O presidente eleito da França, Emmanuel Macron, deixou nesta segunda-feira (8) a liderança do movimento fundado por ele há um ano, o "En Marche" [Em Marcha], que mudará de nome para República Em Marcha para as eleições legislativas do país em junho. 

O anúncio foi feito hoje (8) pelo secretário-geral do movimento, Richard Ferrand, que também informou que a ex-delegada nacional do "En Marche", Catherine Barbaroux, ocupará a presidência provisória do movimento, até o congresso de fundação do novo partido, que acontecerá em julho deste ano.

Barbaroux, 67 anos, que presidirá o movimento interinamente até o congresso, era até agora delegada do "En Marche" e procedente da sociedade civil. Ela presidia a Associação pelo Direito à Iniciativa Econômica, maior entidade de microcrédito da França. Antes, foi delegada-geral para o Emprego e a Formação Profissional de quatro ministros, dois socialistas e dois conservadores.

Objetivo é fazer a maioria

Richard Ferrand confirmou que o República Em Marcha apresentará candidatos para as 557 circunscrições eleitorais. Pelo menos metade deles procederá da sociedade civil, mas o grupo não descarta abrigar nomes que decidam abandonar os partidos tradicionais franceses.

"O objetivo para as [eleições] legislativas é obter uma maioria absoluta para que Macron e seu governo tenham os meios necessários para aplicar o projeto político pelo qual ele foi escolhido", disse o secretário-geral.

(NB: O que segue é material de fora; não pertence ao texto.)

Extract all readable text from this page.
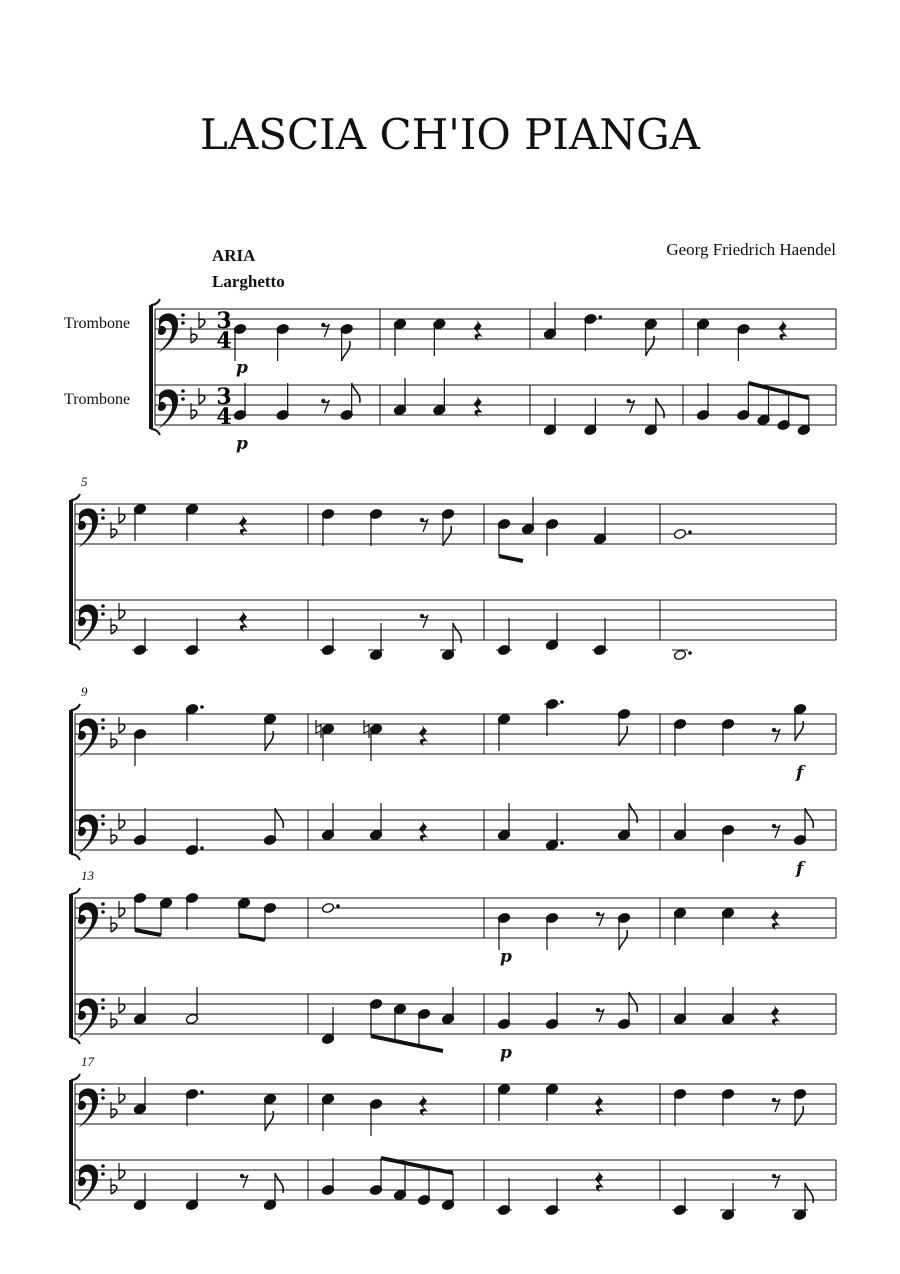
LASCIA CH'IO PIANGA
Georg Friedrich Haendel
ARIA
Larghetto
Trombone
Trombone
3
4
3
4
p
p
5
9
f
f
13
p
p
17
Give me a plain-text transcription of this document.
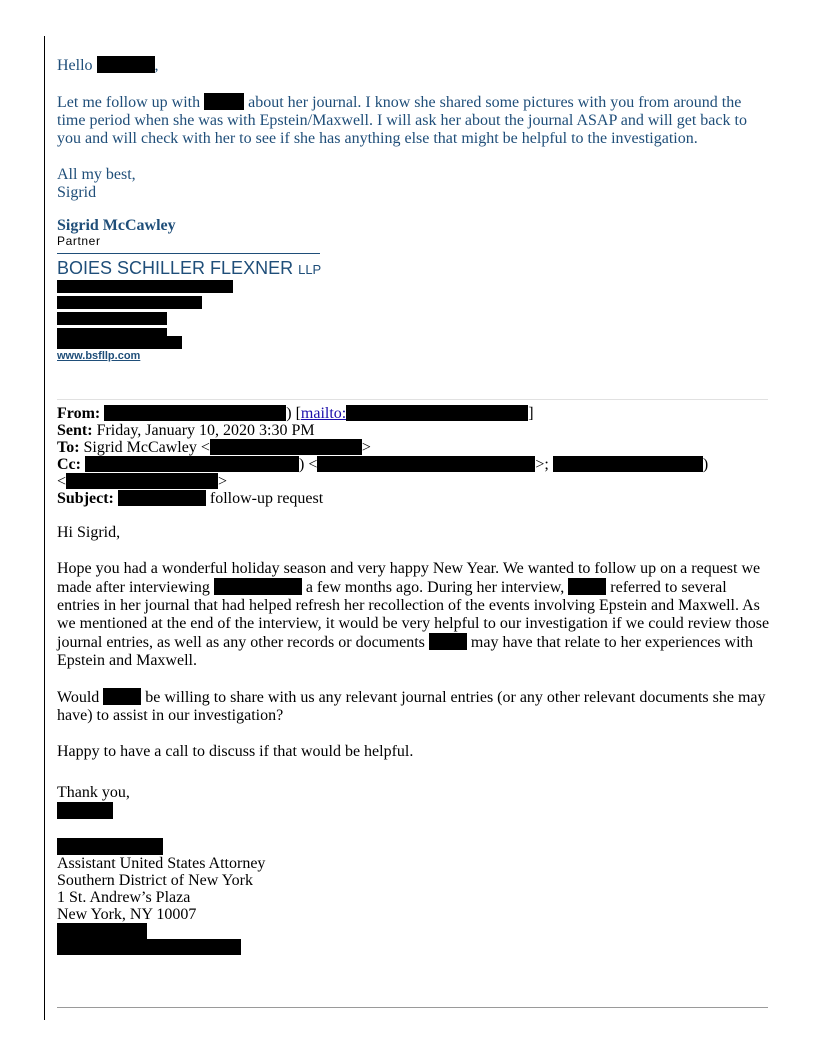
Hello	,

Let me follow up with	about her journal. I know she shared some pictures with you from around the time period when she was with Epstein/Maxwell. I will ask her about the journal ASAP and will get back to you and will check with her to see if she has anything else that might be helpful to the investigation.

All my best,

Sigrid

Sigrid McCawley
Partner
BOIES SCHILLER FLEXNER LLP
www.bsfllp.com
From:	) [mailto:	]
Sent: Friday, January 10, 2020 3:30 PM
To: Sigrid McCawley <	>
Cc:	) <	>;	)
<	>
Subject:	follow-up request

Hi Sigrid,

Hope you had a wonderful holiday season and very happy New Year. We wanted to follow up on a request we made after interviewing	a few months ago. During her interview,	referred to several entries in her journal that had helped refresh her recollection of the events involving Epstein and Maxwell. As we mentioned at the end of the interview, it would be very helpful to our investigation if we could review those journal entries, as well as any other records or documents	may have that relate to her experiences with Epstein and Maxwell.

Would	be willing to share with us any relevant journal entries (or any other relevant documents she may have) to assist in our investigation?

Happy to have a call to discuss if that would be helpful.

Thank you,
Assistant United States Attorney
Southern District of New York
1 St. Andrew’s Plaza
New York, NY 10007
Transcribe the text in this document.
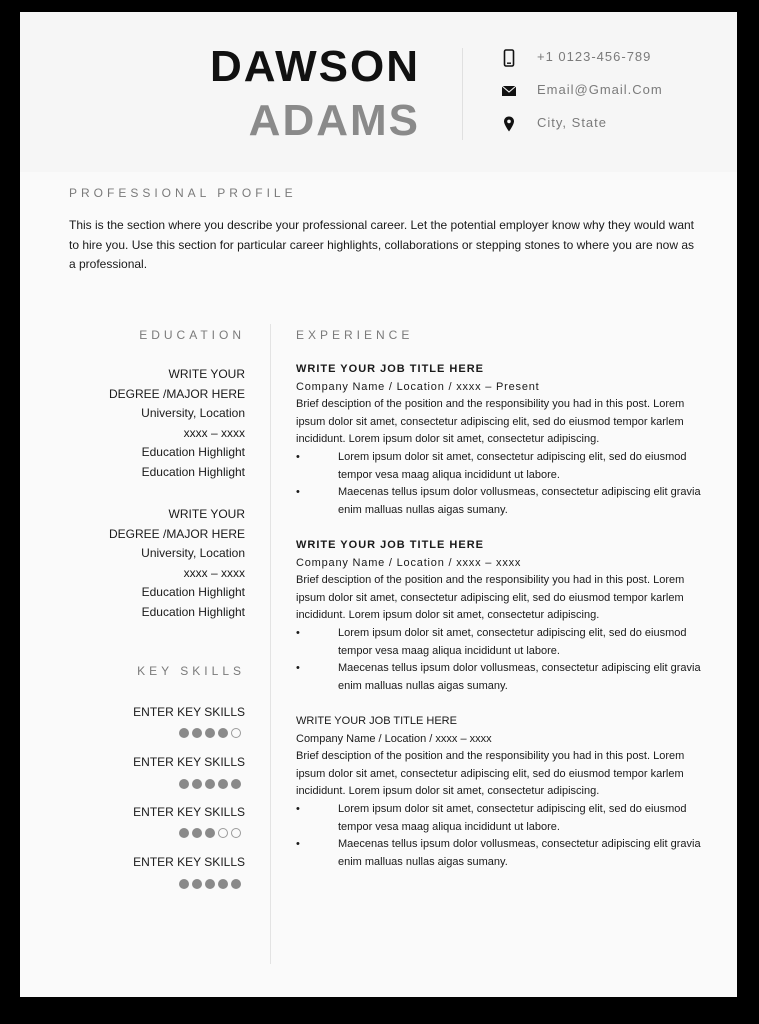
DAWSON
ADAMS
+1 0123-456-789
Email@Gmail.Com
City, State
PROFESSIONAL PROFILE
This is the section where you describe your professional career. Let the potential employer know why they would want to hire you. Use this section for particular career highlights, collaborations or stepping stones to where you are now as a professional.
EDUCATION
WRITE YOUR
DEGREE /MAJOR HERE
University, Location
xxxx – xxxx
Education Highlight
Education Highlight
WRITE YOUR
DEGREE /MAJOR HERE
University, Location
xxxx – xxxx
Education Highlight
Education Highlight
KEY SKILLS
ENTER KEY SKILLS
ENTER KEY SKILLS
ENTER KEY SKILLS
ENTER KEY SKILLS
EXPERIENCE
WRITE YOUR JOB TITLE HERE
Company Name / Location / xxxx – Present
Brief desciption of the position and the responsibility you had in this post. Lorem ipsum dolor sit amet, consectetur adipiscing elit, sed do eiusmod tempor karlem incididunt. Lorem ipsum dolor sit amet, consectetur adipiscing.
• Lorem ipsum dolor sit amet, consectetur adipiscing elit, sed do eiusmod tempor vesa maag aliqua incididunt ut labore.
• Maecenas tellus ipsum dolor vollusmeas, consectetur adipiscing elit gravia enim malluas nullas aigas sumany.
WRITE YOUR JOB TITLE HERE
Company Name / Location / xxxx – xxxx
Brief desciption of the position and the responsibility you had in this post. Lorem ipsum dolor sit amet, consectetur adipiscing elit, sed do eiusmod tempor karlem incididunt. Lorem ipsum dolor sit amet, consectetur adipiscing.
• Lorem ipsum dolor sit amet, consectetur adipiscing elit, sed do eiusmod tempor vesa maag aliqua incididunt ut labore.
• Maecenas tellus ipsum dolor vollusmeas, consectetur adipiscing elit gravia enim malluas nullas aigas sumany.
WRITE YOUR JOB TITLE HERE
Company Name / Location / xxxx – xxxx
Brief desciption of the position and the responsibility you had in this post. Lorem ipsum dolor sit amet, consectetur adipiscing elit, sed do eiusmod tempor karlem incididunt. Lorem ipsum dolor sit amet, consectetur adipiscing.
• Lorem ipsum dolor sit amet, consectetur adipiscing elit, sed do eiusmod tempor vesa maag aliqua incididunt ut labore.
• Maecenas tellus ipsum dolor vollusmeas, consectetur adipiscing elit gravia enim malluas nullas aigas sumany.
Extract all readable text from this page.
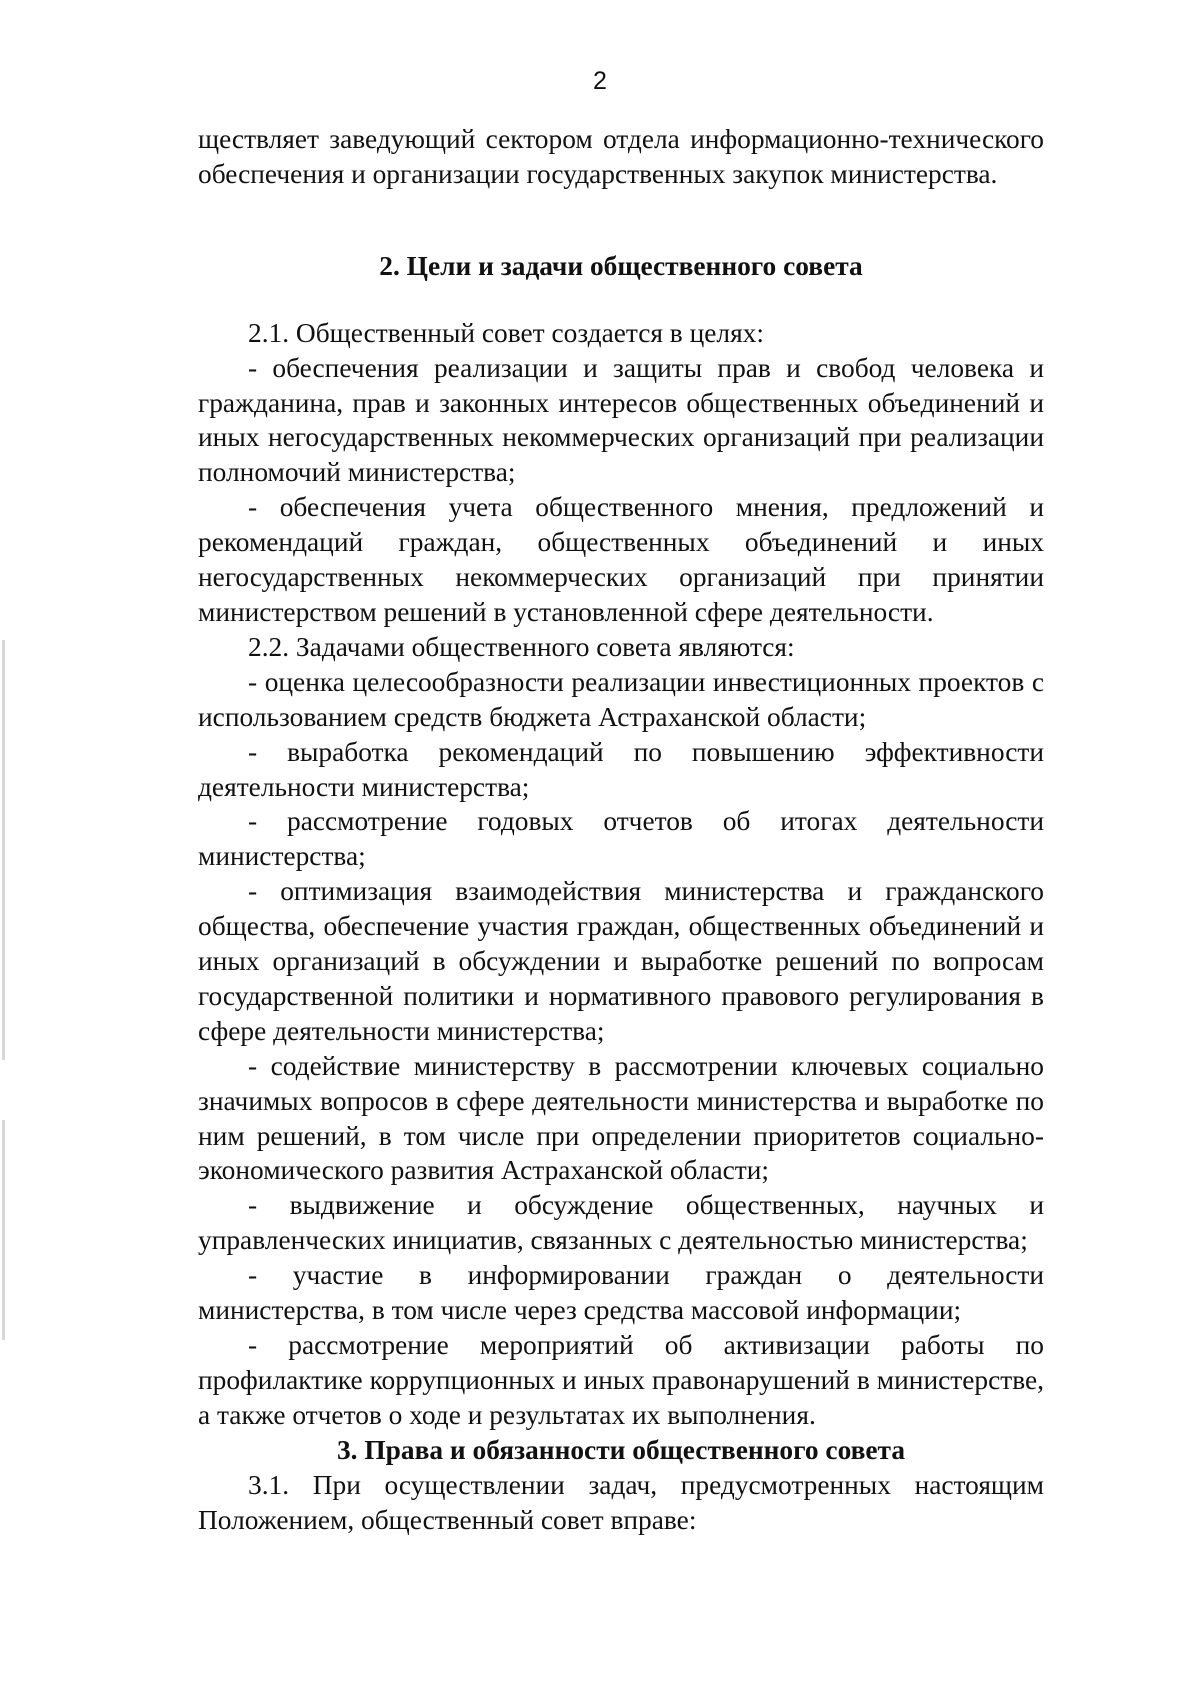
2

ществляет заведующий сектором отдела информационно-технического обеспечения и организации государственных закупок министерства.

2. Цели и задачи общественного совета

2.1. Общественный совет создается в целях:

- обеспечения реализации и защиты прав и свобод человека и гражданина, прав и законных интересов общественных объединений и иных негосударственных некоммерческих организаций при реализации полномочий министерства;

- обеспечения учета общественного мнения, предложений и рекомендаций граждан, общественных объединений и иных негосударственных некоммерческих организаций при принятии министерством решений в установленной сфере деятельности.

2.2. Задачами общественного совета являются:

- оценка целесообразности реализации инвестиционных проектов с использованием средств бюджета Астраханской области;

- выработка рекомендаций по повышению эффективности деятельности министерства;

- рассмотрение годовых отчетов об итогах деятельности министерства;

- оптимизация взаимодействия министерства и гражданского общества, обеспечение участия граждан, общественных объединений и иных организаций в обсуждении и выработке решений по вопросам государственной политики и нормативного правового регулирования в сфере деятельности министерства;

- содействие министерству в рассмотрении ключевых социально значимых вопросов в сфере деятельности министерства и выработке по ним решений, в том числе при определении приоритетов социально-экономического развития Астраханской области;

- выдвижение и обсуждение общественных, научных и управленческих инициатив, связанных с деятельностью министерства;

- участие в информировании граждан о деятельности министерства, в том числе через средства массовой информации;

- рассмотрение мероприятий об активизации работы по профилактике коррупционных и иных правонарушений в министерстве, а также отчетов о ходе и результатах их выполнения.

3. Права и обязанности общественного совета

3.1. При осуществлении задач, предусмотренных настоящим Положением, общественный совет вправе:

Os nomes dos candidatos do República Em Marcha serão anunciados na próxima quinta-feira (11), segundo Ferrand. Eles terão alguma autonomia, mas o secretário-geral ressaltou que está montando um grupo homogêneo, coerente e eficaz para ajudar o presidente eleito em seu projeto de governo.

Ferrand disse que proibirá que os candidatos do movimento também estejam nas listas de outro partido, uma alternativa que alguns deputados atuais tinham cogitado utilizar, especialmente membros do Partido Socialista, do atual presidente do país, François Hollande.

De fora da política

O secretário-geral do República Em Marcha disse que a renovação da vida política planejada por Macron "está em marcha" e que o fato de que metade dos candidatos do movimento ser de fora da política é uma das credenciais do grupo.

"Pretendemos uma maioria de mudança. Vamos evoluir para alargar a base eleitoral, para além da que permitiu a eleição de Macron com dois terços dos eleitores", disse Ferrand. Segundo ele, 50% dos candidatos serão mulheres, um desejo de Macron. E nenhum deles terá antecedentes judiciais. O próprio Ferrand, e o possível primeiro-ministro que Macron escolher, comandarão a campanha.